Rick Pitino Thinks Pittsburgh, Syracuse Didn't Respect Big East
Louisville coach Rick Pitino thinks that Pittsburgh and Syracuse acted too quickly in deciding to leave the Big East for the ACC after a long history with the conference.
My problem is not them leaving, Pitino said. My problem is you did it in 36-48 hours. Don't run away with a girl after one date to get married in Las Vegas when you've been dating someone else for three or four years. You've been dating this woman for 30 years, show a little respect.
Pitino, ironically enough, admitted in 2010 to cheating on his wife of close to 30 years with a woman he had just met at a Louisville area restaurant. Pitino would give the woman $3,000 dollars for an abortion after allegedly getting her pregnant, but fought against the woman's rape allegations.
In addition to a weird analogy that directly applied to his own life, Pitino told reporters at the Big East's basketball media day in New York City that the ACC's invites to Pittsburgh and Syracuse were purely basketball-related.
This was a basketball move taking Pittsburgh and Syracuse, it was not a football move, Pitino said. They (ACC) wanted to get back to what we remember, 15-20 years ago, growing up a college basketball fan, the ACC was dominant. They don't like the fact that the Big East has been the premier basketball conference.
Both Pittsburgh and Syracuse have extremely strong basketball programs, but have struggled of late in the football department. Both have strong football histories -- Pittsburgh has Dan Marino and Syracuse has Jim Brown -- but poor coaching hires have caused struggles for both.
Pitino's assessment of the ACC's expansion with Pittsburgh and Syracuse brought mixed responses at the New York Athletic Club on Wednesday.

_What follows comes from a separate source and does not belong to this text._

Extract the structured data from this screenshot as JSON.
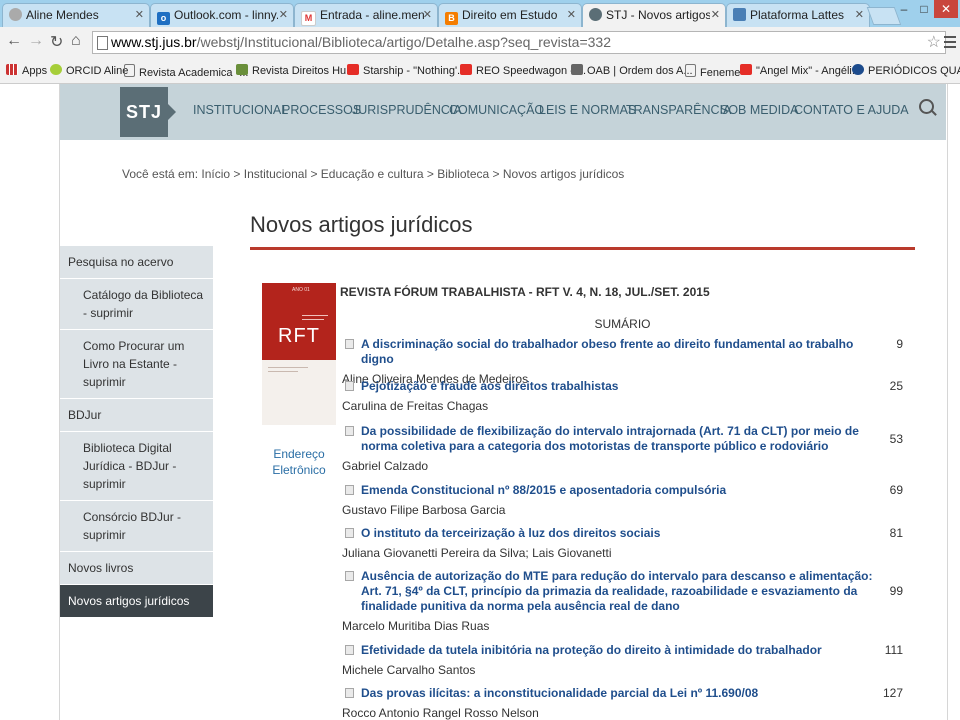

Seton Hall coach Kevin Willard agreed that the ACC's moves show that football isn't the only force driving conference realignment talks.
But Georgetown coach John Thompson III and West Virginia coach Bob Huggins both felt that football was the major factor, especially the money involved with the sports.
I'm a basketball coach and football and television are driving a lot of the decisions, Thompson said. I have less control over things.
Pitino wasn't quite sold on the money thing, though, particularly questioning just how much money schools could even make moving to another conference.
Boston College has one of the premier ADs in the country in Geno DeFilippo, in my opinion, Pitino said. I worked with the man at Kentucky. So you can get $2 million more by joining the ACC? Boston College, which probably has an endowment close to a $1 billion, is going to worry about $ 2 million more? Boston College has won one championship since joining the ACC and that was in soccer. Louisville has won 40 championships since joining the Big East.
This isn't the first time that Pitino has made controversial remarks about conference realignment. In late September, Pitino compared Pittsburgh moving to the ACC to Sal Tessio betraying the Corleone family in The Godfather.
The Godfather told Michael that the one who comes to set up the meeting will be the one who betrays the family, Pitino wrote on his blog. Robert Duval, as Tom Hagen the consigliere (sic), thought it would be Clemenza who would be the one. Instead, it was good old Abe Pagoda (sic) as Salvatore Tessio. Michael Corleone's response to Tom was the answer to why Pittsburgh and Syracuse would make the move. His response: it was the smart move.